In definitiva, il ricorso va dichiarato inammissibile.

Nulla per le spese, in difetto di svolgimento di attività difensiva da parte della società intimata nel presente giudizio di legittimità.

Poichè il ricorso per cassazione è stato proposto successivamente al 30 gennaio 2013 ed è dichiarato inammissibile, va dichiarata la sussistenza, ai sensi del Testo Unico di cui al D.P.R. n. 115 del 2002, art. 13, comma 1-quater, inserito dalla L. n. 228 del 2012, art. 1, comma 17, dei presupposti processuali per l’obbligo di versamento da parte del ricorrente dell’ulteriore importo a titolo di contributo unificato pari a quello richiesto per la stessa impugnazione, se dovuto.

PQM

la Corte dichiara inammissibile il ricorso.

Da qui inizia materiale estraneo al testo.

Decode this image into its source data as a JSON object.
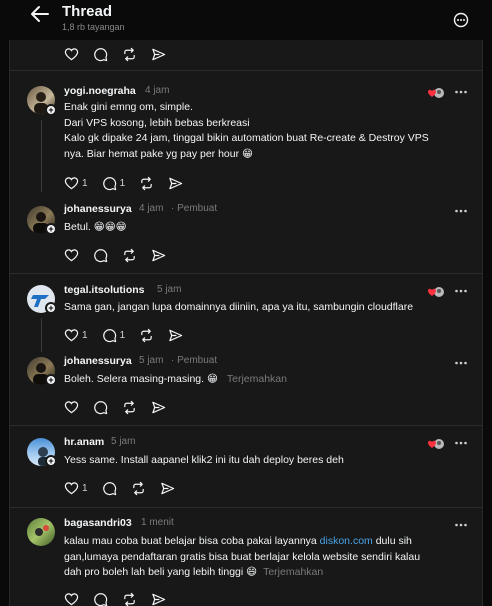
{
  "header": {
    "title": "Thread",
    "views": "1,8 rb tayangan"
  },
  "posts": [
    {
      "username": "yogi.noegraha",
      "time": "4 jam",
      "lines": [
        "Enak gini emng om, simple.",
        "Dari VPS kosong, lebih bebas berkreasi",
        "Kalo gk dipake 24 jam, tinggal bikin automation buat Re-create & Destroy VPS",
        "nya. Biar hemat pake yg pay per hour 😁"
      ],
      "likes": "1",
      "replies": "1"
    },
    {
      "username": "johanessurya",
      "time": "4 jam",
      "author_tag": "· Pembuat",
      "text": "Betul. 😁😁😁"
    },
    {
      "username": "tegal.itsolutions",
      "time": "5 jam",
      "text": "Sama gan, jangan lupa domainnya diiniin, apa ya itu, sambungin cloudflare",
      "likes": "1",
      "replies": "1"
    },
    {
      "username": "johanessurya",
      "time": "5 jam",
      "author_tag": "· Pembuat",
      "text": "Boleh. Selera masing-masing. 😁",
      "translate": "Terjemahkan"
    },
    {
      "username": "hr.anam",
      "time": "5 jam",
      "text": "Yess same. Install aapanel klik2 ini itu dah deploy beres deh",
      "likes": "1"
    },
    {
      "username": "bagasandri03",
      "time": "1 menit",
      "text_before_link": "kalau mau coba buat belajar bisa coba pakai layannya ",
      "link": "diskon.com",
      "text_after_link": " dulu sih",
      "line2": "gan,lumaya pendaftaran gratis bisa buat berlajar kelola website sendiri kalau",
      "line3": "dah pro boleh lah beli yang lebih tinggi 😄",
      "translate": "Terjemahkan"
    }
  ],
  "icons": {
    "back": "arrow-left-icon",
    "more": "more-circle-icon",
    "ellipsis": "ellipsis-icon",
    "like": "heart-icon",
    "reply": "comment-icon",
    "repost": "repost-icon",
    "share": "send-icon"
  },
  "colors": {
    "background": "#0a0a0a",
    "panel": "#181818",
    "link": "#4aa3e6",
    "muted": "#7a7a7a",
    "like_red": "#ff3040"
  }
}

Ai sensi del D.P.R. n. 115 del 2002, art. 13, comma 1 quater, inserito dalla L. n. 228 del 2012, art. 1, comma 17, dà atto della sussistenza dei presupposti processuali per il versamento da parte del ricorrente dell’ulteriore importo a titolo di contributo unificato pari a quello richiesto per il ricorso, a norma del art. 13, comma 1-bis, se dovuto.

Così deciso in Roma, nella Camera di consiglio della sesta sezione civile, il 4 dicembre 2019.